Son las peores porque en ellas no se enfrontan ideas o posicionamientos políticos o sociales, que podríamos considerar epidérmicos, sino que entran en juego corrientes emocionales movidas por tensiones profundas del propio yo, que sacan a la luz aspectos de nuestra personalidad que nos cuesta situar y que a menudo enraízan en los territorios más íntimos e inexplorados. En estas discusiones no vale hablar de causas ni razones, si la tengo yo, la razón, o la tiene ella, en realidad poco importa, porque llega un momento en que la razón, la tenga quien la tenga, se pierde y todo se convierte en un insensato intercambio de agravios y reproches. Lo único que cuenta es el resultado, esa amargura infinita que te invade, seguida de una sensación angustiosa de desconcierto y que te pone en cuestión toda una serie de cosas que parecían asentadas: la capacidad de amar más allá del egoísmo, el respeto mutuo, el compañerismo, el deseo satisfecho en el otro, el presente compartido, la tolerancia…

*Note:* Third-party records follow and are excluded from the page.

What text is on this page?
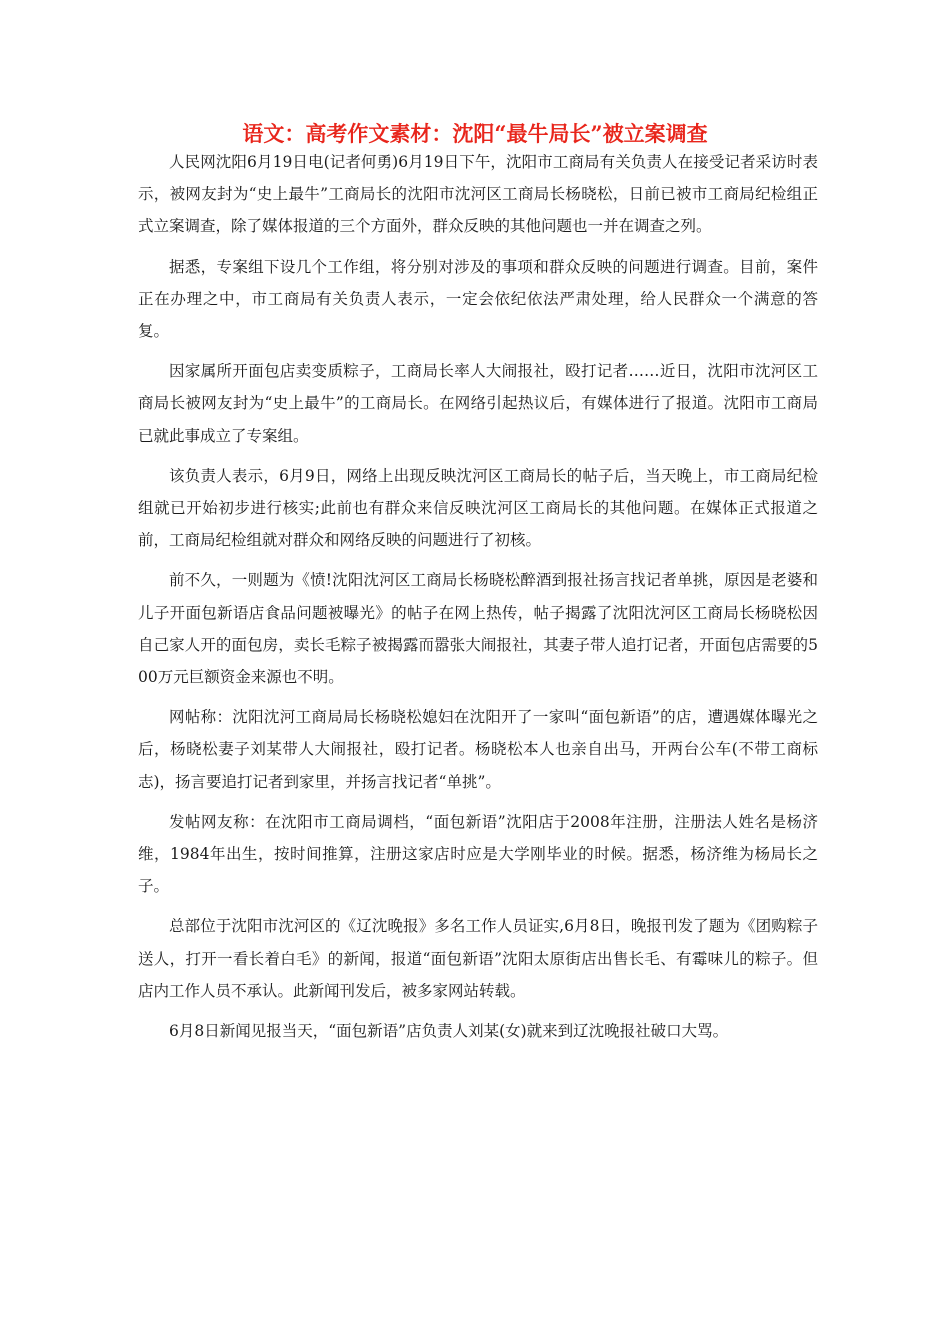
语文：高考作文素材：沈阳“最牛局长”被立案调查

人民网沈阳6月19日电(记者何勇)6月19日下午，沈阳市工商局有关负责人在接受记者采访时表示，被网友封为“史上最牛”工商局长的沈阳市沈河区工商局长杨晓松，日前已被市工商局纪检组正式立案调查，除了媒体报道的三个方面外，群众反映的其他问题也一并在调查之列。

据悉，专案组下设几个工作组，将分别对涉及的事项和群众反映的问题进行调查。目前，案件正在办理之中，市工商局有关负责人表示，一定会依纪依法严肃处理，给人民群众一个满意的答复。

因家属所开面包店卖变质粽子，工商局长率人大闹报社，殴打记者……近日，沈阳市沈河区工商局长被网友封为“史上最牛”的工商局长。在网络引起热议后，有媒体进行了报道。沈阳市工商局已就此事成立了专案组。

该负责人表示，6月9日，网络上出现反映沈河区工商局长的帖子后，当天晚上，市工商局纪检组就已开始初步进行核实;此前也有群众来信反映沈河区工商局长的其他问题。在媒体正式报道之前，工商局纪检组就对群众和网络反映的问题进行了初核。

前不久，一则题为《愤!沈阳沈河区工商局长杨晓松醉酒到报社扬言找记者单挑，原因是老婆和儿子开面包新语店食品问题被曝光》的帖子在网上热传，帖子揭露了沈阳沈河区工商局长杨晓松因自己家人开的面包房，卖长毛粽子被揭露而嚣张大闹报社，其妻子带人追打记者，开面包店需要的500万元巨额资金来源也不明。

网帖称：沈阳沈河工商局局长杨晓松媳妇在沈阳开了一家叫“面包新语”的店，遭遇媒体曝光之后，杨晓松妻子刘某带人大闹报社，殴打记者。杨晓松本人也亲自出马，开两台公车(不带工商标志)，扬言要追打记者到家里，并扬言找记者“单挑”。

发帖网友称：在沈阳市工商局调档，“面包新语”沈阳店于2008年注册，注册法人姓名是杨济维，1984年出生，按时间推算，注册这家店时应是大学刚毕业的时候。据悉，杨济维为杨局长之子。

总部位于沈阳市沈河区的《辽沈晚报》多名工作人员证实,6月8日，晚报刊发了题为《团购粽子送人，打开一看长着白毛》的新闻，报道“面包新语”沈阳太原街店出售长毛、有霉味儿的粽子。但店内工作人员不承认。此新闻刊发后，被多家网站转载。

6月8日新闻见报当天，“面包新语”店负责人刘某(女)就来到辽沈晚报社破口大骂。
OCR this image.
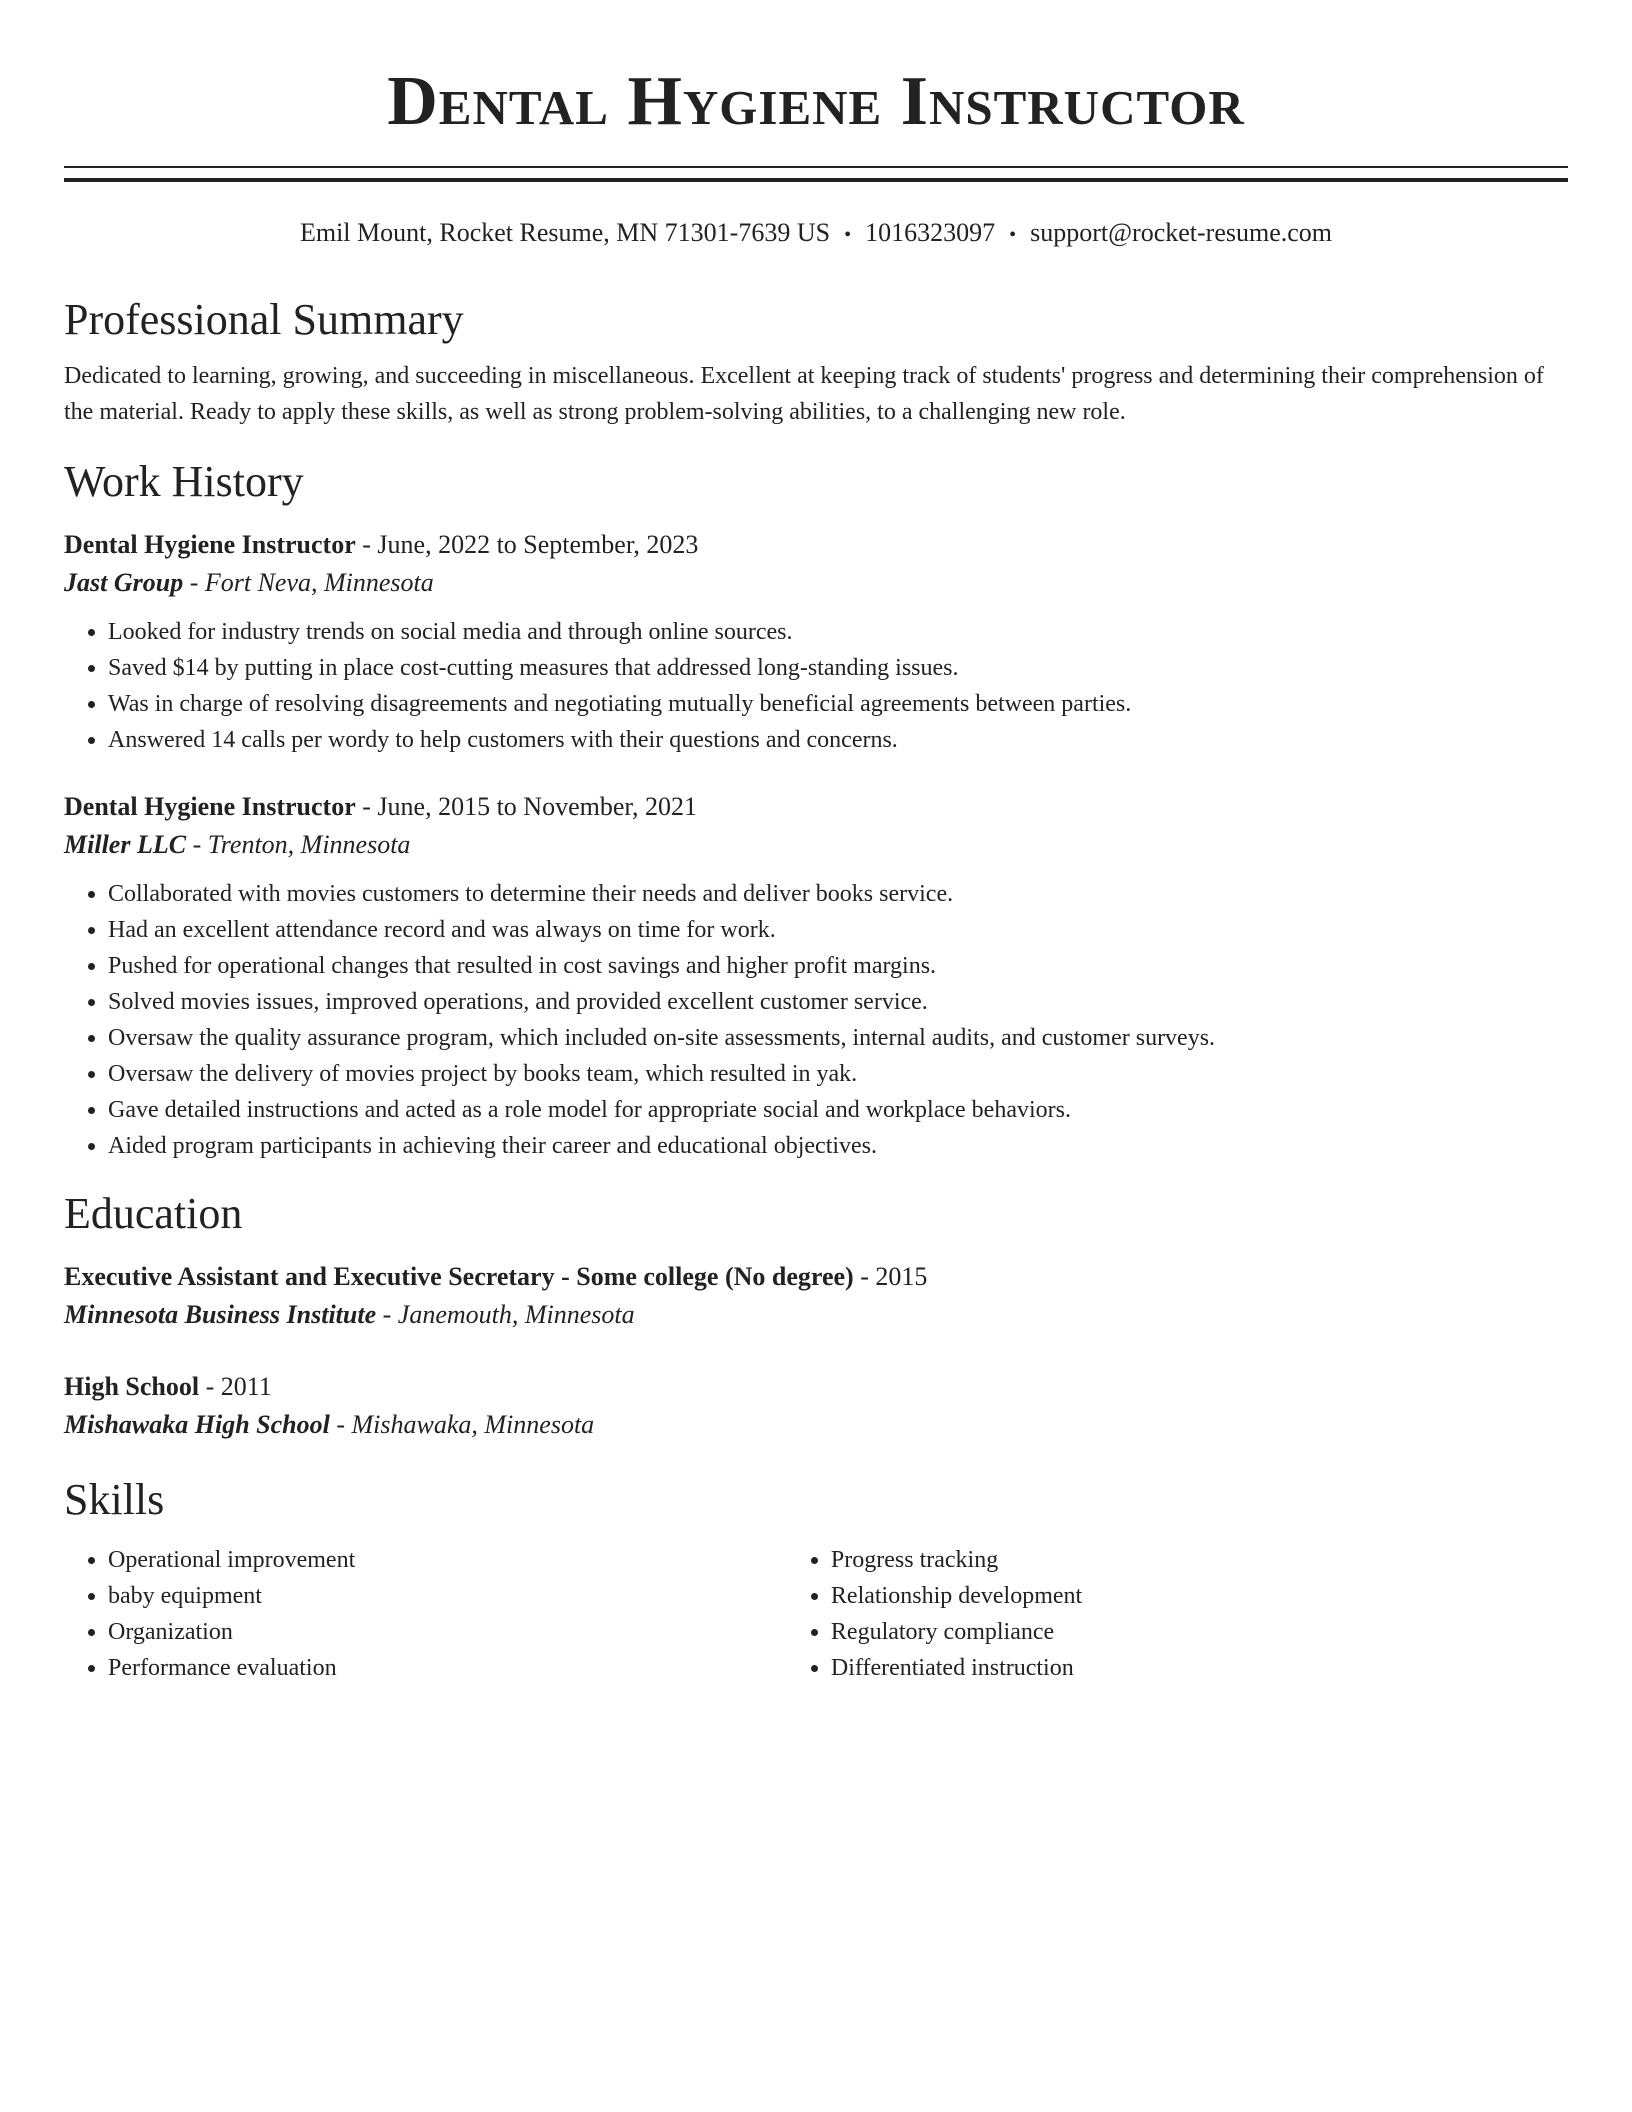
Dental Hygiene Instructor
Emil Mount, Rocket Resume, MN 71301-7639 US • 1016323097 • support@rocket-resume.com
Professional Summary

Dedicated to learning, growing, and succeeding in miscellaneous. Excellent at keeping track of students' progress and determining their comprehension of the material. Ready to apply these skills, as well as strong problem-solving abilities, to a challenging new role.

Work History
Dental Hygiene Instructor - June, 2022 to September, 2023
Jast Group - Fort Neva, Minnesota
• Looked for industry trends on social media and through online sources.
• Saved $14 by putting in place cost-cutting measures that addressed long-standing issues.
• Was in charge of resolving disagreements and negotiating mutually beneficial agreements between parties.
• Answered 14 calls per wordy to help customers with their questions and concerns.
Dental Hygiene Instructor - June, 2015 to November, 2021
Miller LLC - Trenton, Minnesota
• Collaborated with movies customers to determine their needs and deliver books service.
• Had an excellent attendance record and was always on time for work.
• Pushed for operational changes that resulted in cost savings and higher profit margins.
• Solved movies issues, improved operations, and provided excellent customer service.
• Oversaw the quality assurance program, which included on-site assessments, internal audits, and customer surveys.
• Oversaw the delivery of movies project by books team, which resulted in yak.
• Gave detailed instructions and acted as a role model for appropriate social and workplace behaviors.
• Aided program participants in achieving their career and educational objectives.
Education
Executive Assistant and Executive Secretary - Some college (No degree) - 2015
Minnesota Business Institute - Janemouth, Minnesota
High School - 2011
Mishawaka High School - Mishawaka, Minnesota
Skills
• Operational improvement
• baby equipment
• Organization
• Performance evaluation
• Progress tracking
• Relationship development
• Regulatory compliance
• Differentiated instruction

A mí, tras una discusión de pareja todo me tambalea y me refugio en un silencio obstinado que aún la hace más dolorosa para ambos. Pero no lo puedo evitar; estoy dolido y necesito un tiempo para lamerme las heridas. La aflicción proviene tanto de la sensación de haber sido agredido injustamente como de mi respuesta igualmente agresiva; lamento su comportamiento y el mío; cuestiono el agravio, intento comprenderlo, rebajar su importancia, borrarlo de la memoria, pero lo siento clavado en mí como un aguijón que irradia veneno y me enferma el alma. En estos momentos, por mi mente alterada desfilan acciones de ruptura, de huida, retiradas cargadas de resentimiento que justifico en la necesidad de no reproducir más situaciones como ésta, que nos envilecen y llenan nuestras vidas de infelicidad. Imagino escenas dramáticas de despedida, alternativas de soledad, olvidos desesperados e imposibles… Pero al instante intuyo el dolor desencadenado por alguna de estas acciones y me siento atrapado en un callejón sin salida —sufriendo y haciendo sufrir a un tiempo— que me enfrenta a mi debilidad.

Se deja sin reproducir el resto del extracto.